Anorexia: My Real Recovery

Sarah Glover-Smith takes a real approach to telling her tale of anorexia. In this brave and honest piece, she eloquently expresses the true highs, lows, relapses, and recoveries, dispelling widely-believed myths through her highly personal account. Though Sarah’s story is one of inspiring strength, what truly shines through is her equal endorsement of kindness, community, and love.


I want to get real about mental illness. The kind of real that might make some of you uncomfortable but might also be a total game changer for the way in which eating disorders are understood. When we think eating disorder, we usually think of unrealistic beauty standards for women, perfectionistic tendencies, diet culture, affluence, and a need for control. But there’s more to the story than that. The number of men admitted to hospital with eating disorders has risen by 70% over the past six years – the same rate of increase as among women. The mortality rates of eating disorders are the highest of any psychiatric disorder, and, of those surviving, 50% remain trapped in the tortuous cycle of recovery and relapse. Eating disorders are not something that young girls give to themselves so that they can stay thin. They are serious, devastating illnesses that can happen to anyone, at any age, for a whole host of different reasons.

My eating disorder story started when I was seven, when I was asked what I wanted to be when I grew up, and I wanted to be perfect. I remember the first time I felt self-conscious of the space my body took up when my friends put their hands around their arms to see if they could make their thumb and forefingers touch and I was unable to do it. I felt disappointed, embarrassed and so distinctly imperfect that I took the next day off school.  

In secondary school I found myself in a hyper-competitive environment, where I saw examples of what I deemed to be perfection; higher grades, more extra curriculars, more likes on social media profiles, more invitations to social events, than I had. I saw confidence, popularity, and beauty, things that seemed so objective, and I wasn’t making the mark. This was so terrifying that lay in bed with a chest so tight that I thought it was going to rip apart.

I thought I was failing, that the reason I was so unhappy was because I wasn’t good enough. All I could see when I looked at myself were unforgivable mistakes and flaws, so I addressed my most hated one: my weight. I made myself a list of rules and I followed them; I lost weight, and people complimented me, so I kept going. As my family began to worry, I began to lie. For me, the path to happiness lay in one principle- that fat is failure and skinny is success. This is culturally justified in a society that suffers from fat phobia, and in which skinny represents drive and determination, and seems equated with worth and happiness.

As my weight continued to decline, I was diagnosed with Anorexia, and admitted to an eating disorder service with which I didn’t engage.

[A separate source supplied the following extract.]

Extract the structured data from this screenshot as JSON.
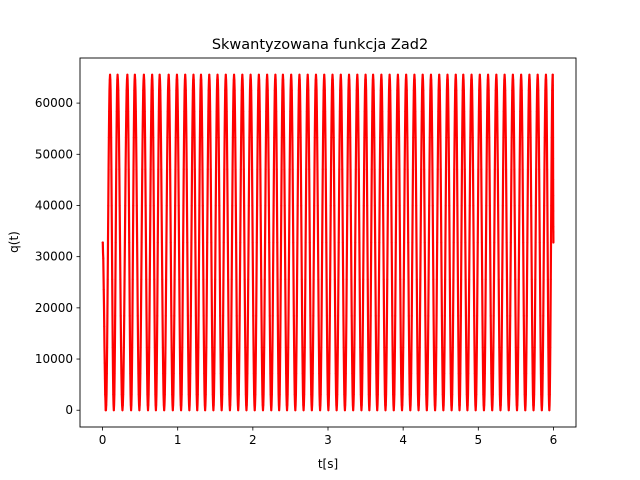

I had finally found something that I was good at, and I measured my success with great delight when I stepped on the scales and saw the number fall closer to zero. I exercised at night and early in the morning until I was exhausted, and aching, and bruised. I avoided food at all costs and I became a solitary lying machine who viewed people as obstacles to my weight loss.

Anorexia is often characterised as body dysmorphia. This does not mean that an anorexic cannot see their protruding ribs, hips, and spine, because they can. It means that this is not enough for them, because they are not enough. Anorexia was slowly killing me; my hair was falling out, my feet turned blue, and my heart rate was so low that my body wouldn’t let me sleep in case I didn’t wake up. I was destroying my family as well as myself but I didn’t think I deserved to stop. Eating disorders are not a choice but a coping mechanism, my rules kept me safe, my numbness protected me from feeling the things that really hurt. I clung on to the illness and the rules and the routine because I couldn’t see how gaining weight would make my life any more worthwhile.

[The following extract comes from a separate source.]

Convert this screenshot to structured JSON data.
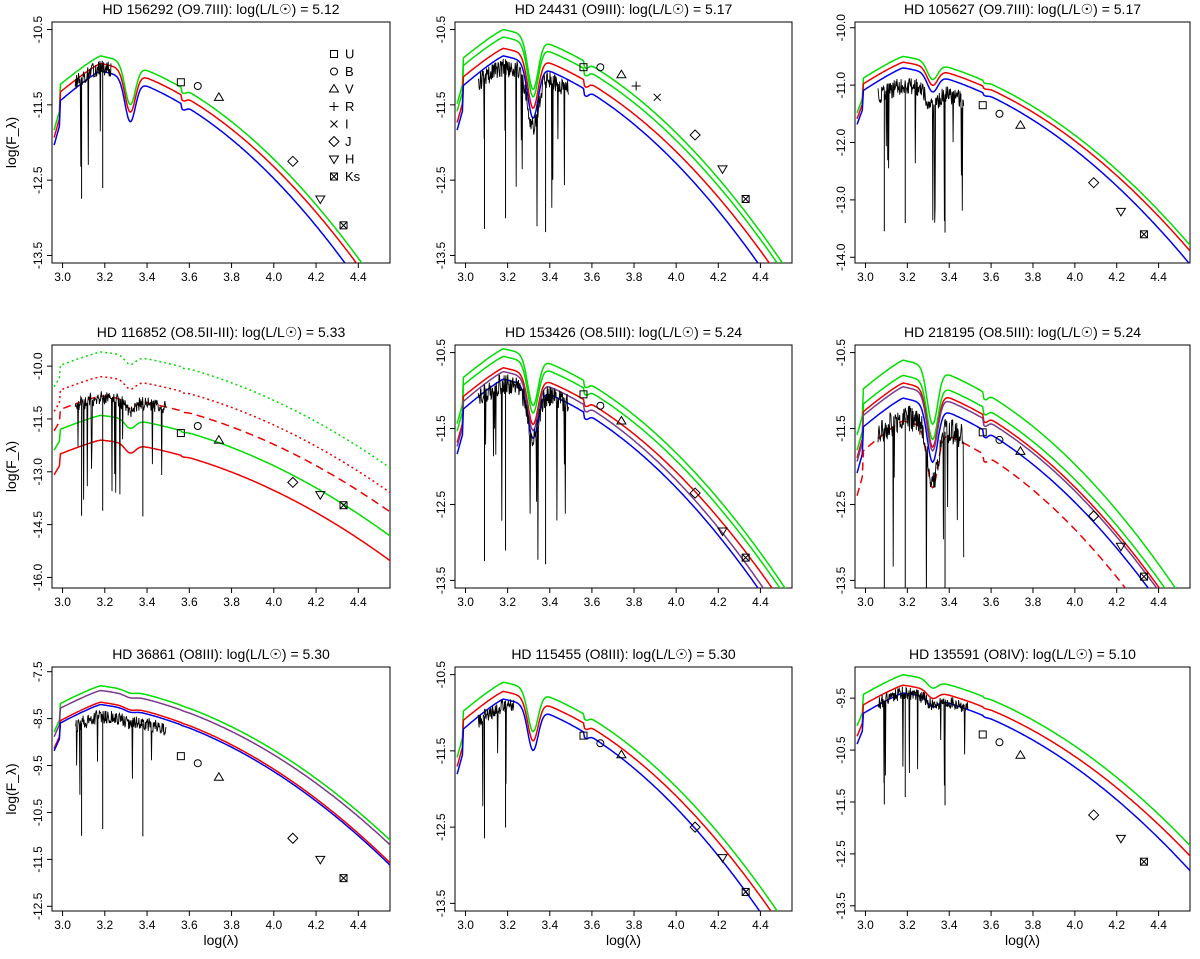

The longer that you suffer, the harder it is to realise that there is true happiness to be found outside of an eating disorder, but I found a glimpse of it when I went to the Gambia. I was deeply moved by the poverty I saw, but more so by the love and happiness within the community, which was like nothing I had ever seen. I came back from the trip and made a conscious effort to change. It was excruciating going through the process of recovery, but I managed to get myself to a stable place and go to university, but couldn’t let go of the idea that my self-worth needed to be earned. This now depended on my ability to help others. I ran myself into the ground doing everything I could to please others. I became insecure, terrified of gaining weight and losing my new friends, and I fell back into my old habits with food and began to lose weight.

It was only when I found myself losing a destructive relationship that I realised that I had my own community. It was the first time that I had allowed myself to connect with people who were my empathetic and open support and allowed them to help me. I realised that I had people who loved me unconditionally. It was only with these people around me that I could give myself enough patience, and time, to heal. I found comfort in being honest about my feelings for the first time in my life, and I started to write my own blog. After a few posts, people started to reach out to me and tell me I’d comforted them in their own struggle or helped them to understand the suffering of someone close to them.

If you are struggling now, I want you to know that you are more than an illness, you can take up space and you do have things to offer. You deserve to live a life that you are excited about, not one governe­­d by the rules of a disease. Stop punishing yourself for not being perfect, because no one is. And don’t be ashamed of your story, because it will inspire others.